To be clear: Typst looks really cool, and kudos to the team behind it! All I'm saying in this post is that for me - personaly - the choice for now is to stick with LaTeX as a "boring technology".

Appendix: some examples of LLMs being helpful with LaTeX

For finding the right math symbols, I rarely need to scan reference materials any longer. LLMs will easily answer questions like "what's that squiggly Greek letter used in math, and its latex symbol?" or "write the latex for Green's theorem, integral form". For the trickiest / largest equations, LLMs are very good at "here's a picture I took of my equation, give me its latex code" these days [2].
"Here's a piece of code and the LaTeX error I'm getting on it; what's wrong?"

This is made more ergonomic by editor integrations, but I personally find that LaTeX's error message problem is hugely overblown. 95% of the errors are reasonably clear, and serious sleuthing is only rarely required in practice. In that minority of cases, pasting some code and the error into a standalone LLM isn't a serious time drain.
Generating TikZ diagrams and plots. For this, the hardest part is getting started and finding the right element names, and so on. It's very useful to just ask an LLM to emit something initial and then tweak it manually later, as needed.
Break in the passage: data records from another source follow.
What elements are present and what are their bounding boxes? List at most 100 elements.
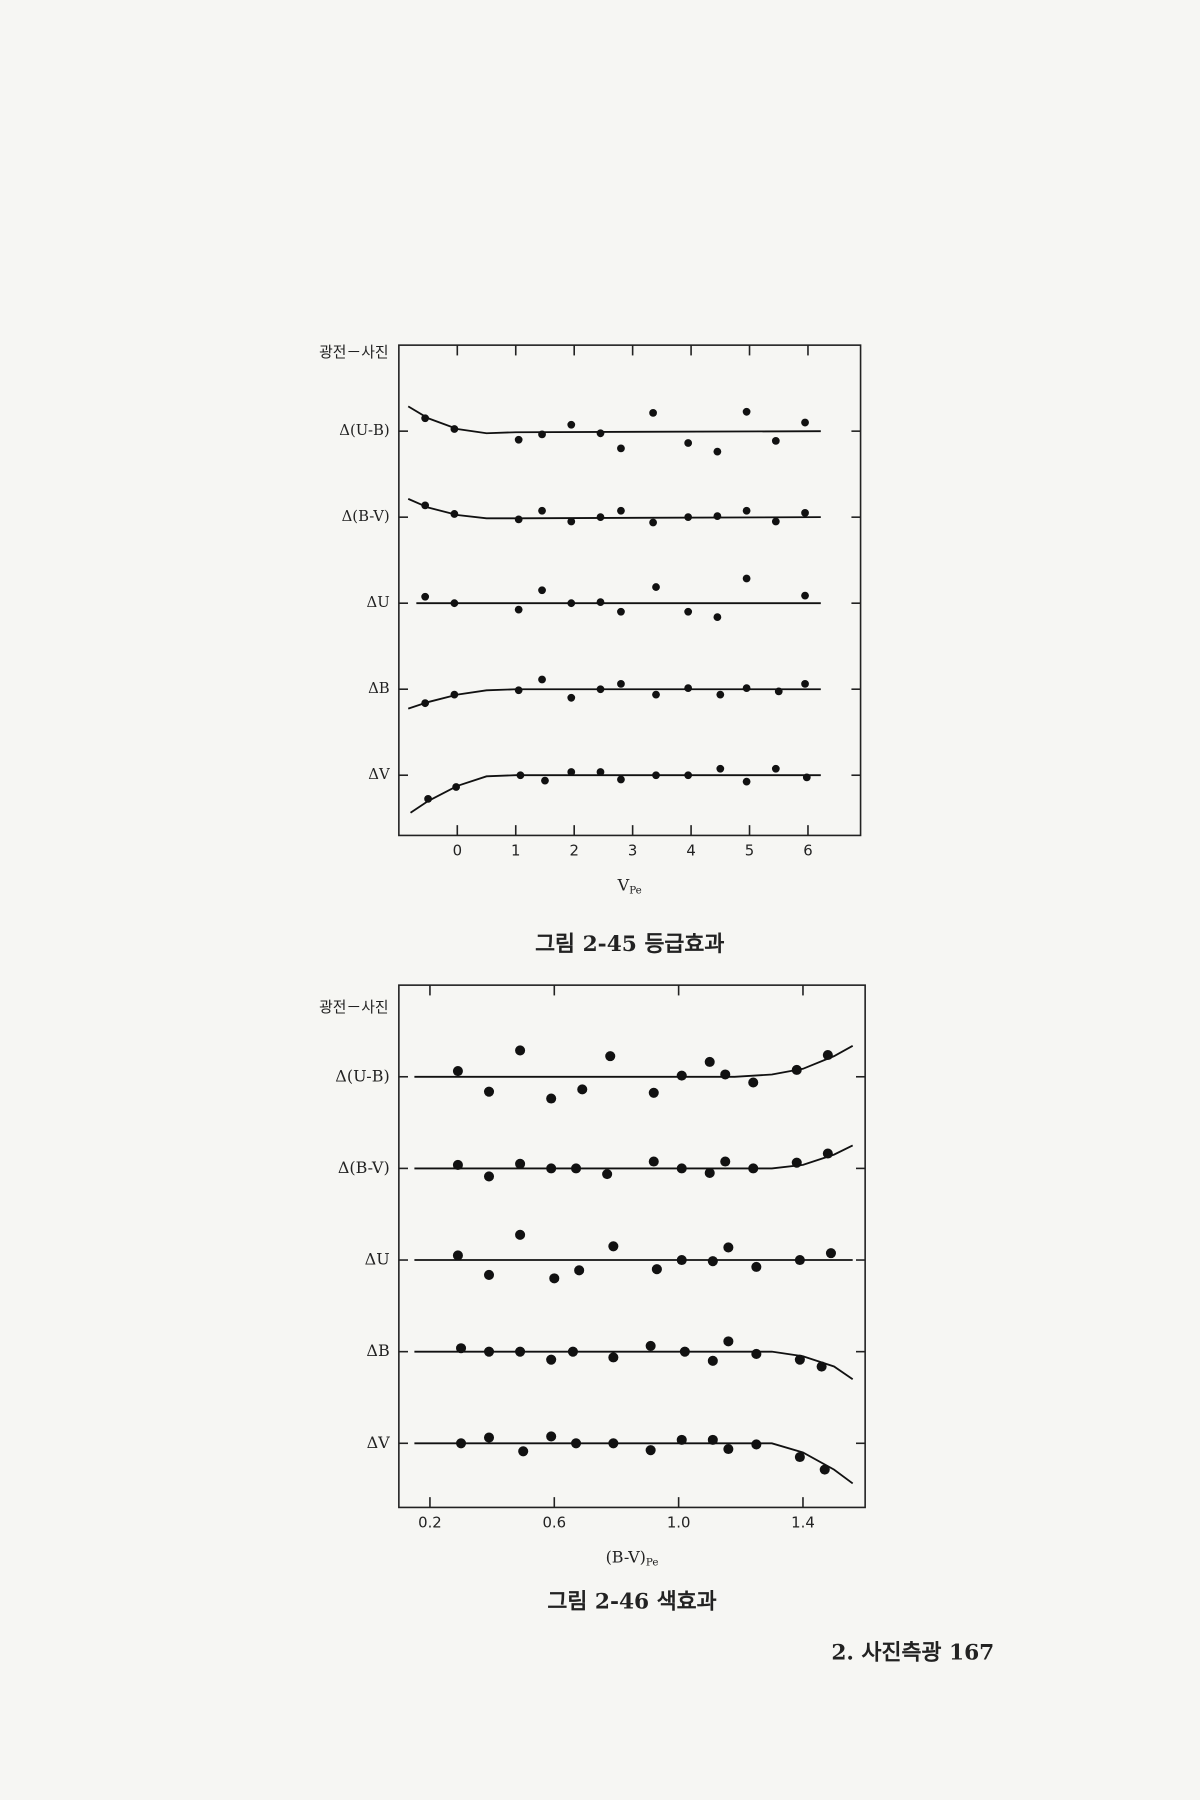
- data-point: [742, 777, 751, 786]
- data-point: [816, 1361, 827, 1372]
- data-point: [546, 1431, 557, 1442]
- data-point: [748, 1077, 759, 1088]
- data-point: [742, 684, 751, 693]
- data-point: [516, 771, 525, 780]
- data-point: [452, 1066, 463, 1077]
- data-point: [652, 690, 660, 699]
- data-point: [567, 1346, 578, 1357]
- data-point: [742, 574, 751, 583]
- data-point: [774, 687, 783, 696]
- data-point: [748, 1163, 759, 1174]
- plot-frame: [398, 344, 862, 837]
- data-point: [541, 776, 549, 785]
- x-axis-label-main: (B-V): [606, 1547, 646, 1566]
- row-label: ΔV: [368, 765, 390, 783]
- data-point: [649, 518, 657, 527]
- data-point: [456, 1438, 467, 1449]
- data-point: [546, 1354, 557, 1365]
- data-point: [452, 1250, 463, 1261]
- data-point: [723, 1336, 734, 1347]
- data-point: [617, 444, 625, 453]
- data-point: [720, 1156, 731, 1167]
- data-point: [720, 1069, 731, 1080]
- data-point: [707, 1434, 718, 1445]
- data-point: [596, 598, 605, 606]
- data-point: [452, 783, 461, 791]
- data-point: [577, 1084, 588, 1095]
- data-point: [515, 1045, 526, 1056]
- data-point: [421, 592, 430, 601]
- data-point: [713, 447, 722, 456]
- data-point: [771, 517, 780, 526]
- data-point: [450, 425, 459, 433]
- data-point: [648, 1156, 659, 1167]
- data-point: [771, 764, 780, 773]
- data-point: [421, 501, 430, 510]
- data-point: [801, 508, 809, 517]
- x-axis-label: VPe: [617, 875, 642, 896]
- data-point: [648, 1087, 659, 1098]
- data-point: [652, 771, 660, 780]
- x-tick-label: 1.0: [667, 1513, 691, 1531]
- row-label: ΔV: [367, 1433, 391, 1452]
- data-point: [822, 1148, 833, 1159]
- data-point: [538, 430, 546, 439]
- x-tick-label: 4: [686, 841, 695, 859]
- row-label: ΔU: [366, 593, 389, 611]
- x-tick-label: 2: [569, 841, 578, 859]
- data-point: [679, 1346, 690, 1357]
- x-tick-label: 5: [745, 841, 754, 859]
- chart-caption: 그림 2-45 등급효과: [535, 932, 724, 957]
- data-point: [456, 1343, 467, 1354]
- fit-curve: [414, 1144, 854, 1170]
- data-point: [608, 1352, 619, 1363]
- data-point: [515, 1346, 526, 1357]
- data-point: [716, 764, 725, 773]
- data-point: [602, 1169, 613, 1180]
- data-point: [791, 1064, 802, 1075]
- x-tick-label: 1: [511, 841, 520, 859]
- data-point: [684, 684, 693, 693]
- x-axis-label-sub: Pe: [629, 884, 642, 896]
- data-point: [684, 439, 693, 447]
- data-point: [514, 515, 523, 524]
- data-point: [801, 418, 809, 427]
- data-point: [645, 1445, 656, 1456]
- data-point: [549, 1273, 560, 1284]
- plot-frame: [398, 984, 866, 1509]
- x-tick-label: 1.4: [791, 1513, 815, 1531]
- data-point: [684, 513, 693, 522]
- data-point: [483, 1346, 495, 1357]
- data-point: [791, 1157, 802, 1168]
- data-point: [617, 775, 625, 784]
- data-point: [515, 1229, 526, 1240]
- y-axis-label: 광전－사진: [319, 998, 388, 1016]
- data-point: [567, 693, 576, 702]
- data-point: [716, 690, 725, 699]
- data-point: [571, 1163, 582, 1174]
- data-point: [596, 685, 605, 694]
- data-point: [651, 1264, 662, 1275]
- row-label: ΔU: [365, 1250, 390, 1269]
- data-point: [483, 1432, 495, 1443]
- data-point: [483, 1086, 495, 1097]
- chart: 광전－사진 0.2 0.6 1.0 1.4 (B-V)Pe 그림 2-46 색효과 Δ(U-B…: [319, 984, 866, 1614]
- data-point: [825, 1248, 836, 1259]
- data-point: [794, 1452, 805, 1463]
- data-point: [424, 794, 432, 803]
- row-label: Δ(U-B): [335, 1066, 389, 1085]
- data-point: [801, 591, 809, 600]
- data-point: [515, 1158, 526, 1169]
- data-point: [567, 420, 576, 429]
- data-point: [450, 599, 459, 608]
- data-point: [452, 1159, 463, 1170]
- data-point: [684, 771, 693, 780]
- data-point: [450, 510, 459, 518]
- data-point: [742, 506, 751, 515]
- fit-curve: [410, 774, 821, 814]
- data-point: [605, 1051, 616, 1062]
- data-point: [571, 1438, 582, 1449]
- data-point: [538, 586, 546, 595]
- data-point: [514, 435, 523, 444]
You can also ask the LLM to explain each thing it emits in detail - this is a great learning tool for deeper understanding.

Recently I had luck going "meta" with this: when the diagram has repetitive elements, I may ask the LLM to "write a Python program that generates a TikZ diagram ...", and it works well.
Generating and populating tables, and converting them from other data formats or screenshots.
Help with formatting and typesetting (how do I change margins to XXX and spacing to YYY).

[1]

When it comes to scripting, I generally prefer sticking to real programming languages anyway. If there's anything non-trivial to auto-generate I wouldn't use a LaTeX macro, but would write a Python program to generate whatever I need and embed it into the document with something like \input{}.

Typst's scripting system may be marketed as "clean and powerful", but why learn yet another scripting language?

[2]

Ignoring LaTeX's equation notation and doing their own thing is one of the biggest mistakes Typst makes, in my opinion. LaTeX's notation may not be perfect, but it's near universal at this point with support in almost all math-aware tools.

Typst's math mode is a clear sign of the second system effect, and isn't even stable.